这里利用captcha模块生成验证码,直接pip install captcha即可安装
# 验证码生成库
from captcha.image import ImageCaptcha
import numpy as np
import random
import sys
import os
#验证码包含的数字 也可添加字母
number = ['0','1','2','3','4','5','6','7','8','9']
#返回一个包含4个随机数的列表
def random_captcha_text(char_set=number, captcha_size=4):
# 验证码列表
captcha_text = []
for i in range(captcha_size):
# 随机选择
c = random.choice(char_set)
# 加入验证码列表
captcha_text.append(c)
return captcha_text
# 生成字符对应的验证码
def gen_captcha_text_and_image():
image = ImageCaptcha()
# 获得随机生成的验证码
captcha_text = random_captcha_text()
# 把验证码列表转为字符串
captcha_text = ''.join(captcha_text)
# 生成验证码
captcha = image.generate(captcha_text)
#保存到本地路径
image.write(captcha_text, 'captcha1/images/' + captcha_text + '.jpg') # 写到文件
# 数量少于6000,因为随机生成有重名
num = 6000
if __name__ == '__main__':
for i in range(num):
gen_captcha_text_and_image()
#显示当前生成到多少个
sys.stdout.write('\r>> Creating image %d/%d' % (i+1, num))
#刷新显示
sys.stdout.flush()
sys.stdout.write('\n')
sys.stdout.flush()
print("生成完毕")
最后生成4000多张验证码图片到本地,图片名为对应的验证码值
这里将四个验证码值看作四个让任务来学习
即最后全连接层链接四个softmax层,分别对四个数字进行识别
环境是tensorflow1.13.1-cpu
import os
import tensorflow as tf
import numpy as np
import tensorflow.contrib.slim as slim
# 数据集路径
dataset_dir = "./captcha/images/"
# 测试集占比
num_test = 0.2
# 批次大小
batch_size = 32
# 周期大小
epochs = 100
# 分类数
num_classes = 10
# 学习率
lr = tf.Variable(0.001, dtype=tf.float32)
# 是否在训练状态
is_training = tf.placeholder(tf.bool)
# 获取所有验证码图片路径和标签
def get_filenames_and_classes(dataset_dir):
photo_filenames = []
labels = []
for filename in os.listdir(dataset_dir):
# 获取文件路径
path = os.path.join(dataset_dir, filename)
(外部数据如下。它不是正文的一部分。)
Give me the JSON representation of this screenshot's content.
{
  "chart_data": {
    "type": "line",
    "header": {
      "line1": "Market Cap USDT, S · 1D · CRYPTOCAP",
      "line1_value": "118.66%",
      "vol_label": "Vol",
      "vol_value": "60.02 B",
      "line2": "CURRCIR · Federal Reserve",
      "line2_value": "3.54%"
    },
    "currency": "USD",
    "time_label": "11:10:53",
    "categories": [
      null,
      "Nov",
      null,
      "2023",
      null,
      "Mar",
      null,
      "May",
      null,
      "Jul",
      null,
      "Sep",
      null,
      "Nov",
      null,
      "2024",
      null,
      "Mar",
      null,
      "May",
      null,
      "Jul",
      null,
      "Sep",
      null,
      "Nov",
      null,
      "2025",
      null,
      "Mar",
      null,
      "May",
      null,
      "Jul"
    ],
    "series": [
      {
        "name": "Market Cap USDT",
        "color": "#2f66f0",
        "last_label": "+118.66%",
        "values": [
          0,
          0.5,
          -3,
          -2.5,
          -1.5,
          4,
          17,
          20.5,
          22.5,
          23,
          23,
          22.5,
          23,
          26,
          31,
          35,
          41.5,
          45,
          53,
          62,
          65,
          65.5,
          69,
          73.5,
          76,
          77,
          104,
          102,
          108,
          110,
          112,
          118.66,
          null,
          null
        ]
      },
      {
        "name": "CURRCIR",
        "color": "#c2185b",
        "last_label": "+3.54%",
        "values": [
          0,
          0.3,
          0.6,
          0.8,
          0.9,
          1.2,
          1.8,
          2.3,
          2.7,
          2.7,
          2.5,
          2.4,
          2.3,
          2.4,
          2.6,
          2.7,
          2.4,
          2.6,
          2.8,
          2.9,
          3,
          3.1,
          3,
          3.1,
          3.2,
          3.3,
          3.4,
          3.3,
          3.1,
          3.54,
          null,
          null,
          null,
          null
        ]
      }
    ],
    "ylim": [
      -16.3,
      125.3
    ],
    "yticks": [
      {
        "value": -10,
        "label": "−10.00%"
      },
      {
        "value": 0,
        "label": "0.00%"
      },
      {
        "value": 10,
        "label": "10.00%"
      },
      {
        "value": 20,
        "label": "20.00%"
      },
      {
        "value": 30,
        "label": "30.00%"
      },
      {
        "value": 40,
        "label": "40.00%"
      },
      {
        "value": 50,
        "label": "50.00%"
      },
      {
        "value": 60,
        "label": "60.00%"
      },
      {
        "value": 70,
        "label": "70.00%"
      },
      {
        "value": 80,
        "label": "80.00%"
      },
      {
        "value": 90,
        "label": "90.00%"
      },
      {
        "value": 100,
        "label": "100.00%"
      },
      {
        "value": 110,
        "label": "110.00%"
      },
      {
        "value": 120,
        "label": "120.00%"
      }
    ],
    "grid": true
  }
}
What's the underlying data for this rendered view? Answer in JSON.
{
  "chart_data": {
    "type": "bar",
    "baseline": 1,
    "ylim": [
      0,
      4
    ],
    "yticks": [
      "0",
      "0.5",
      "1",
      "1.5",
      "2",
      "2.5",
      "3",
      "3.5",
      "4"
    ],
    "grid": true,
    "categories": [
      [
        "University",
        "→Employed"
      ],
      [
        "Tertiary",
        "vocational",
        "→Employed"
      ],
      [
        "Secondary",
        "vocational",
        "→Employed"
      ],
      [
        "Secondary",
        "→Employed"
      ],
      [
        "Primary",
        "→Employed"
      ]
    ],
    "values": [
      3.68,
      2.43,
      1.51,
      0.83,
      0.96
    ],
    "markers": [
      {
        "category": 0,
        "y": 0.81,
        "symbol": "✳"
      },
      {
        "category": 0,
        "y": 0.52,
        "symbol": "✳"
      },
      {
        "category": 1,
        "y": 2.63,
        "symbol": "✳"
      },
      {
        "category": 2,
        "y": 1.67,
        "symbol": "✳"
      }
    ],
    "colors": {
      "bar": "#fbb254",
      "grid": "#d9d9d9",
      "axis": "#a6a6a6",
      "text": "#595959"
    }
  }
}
photo_filenames.append(path)
label = filename[0:4]
num_labels = []
for i in range(4):
num_labels.append(int(label[i]))
labels.append(num_labels)
return photo_filenames,labels
# 获取图片路径和标签
photo_filenames,labels = get_filenames_and_classes(dataset_dir)
photo_filenames = np.array(photo_filenames)
labels = np.array(labels)
# 打乱数据
np.random.seed(10)
shuffle_indices = np.random.permutation(np.arange(len(photo_filenames)))
photo_filenames_shuffled = photo_filenames[shuffle_indices]
labels_shuffled = labels[shuffle_indices]
# 切分训练集和测试集
test_sample_index = -1 * int(num_test * float(len(photo_filenames)))
x_train, x_test = photo_filenames_shuffled[:test_sample_index], photo_filenames_shuffled[test_sample_index:]
y_train, y_test = labels_shuffled[:test_sample_index], labels_shuffled[test_sample_index:]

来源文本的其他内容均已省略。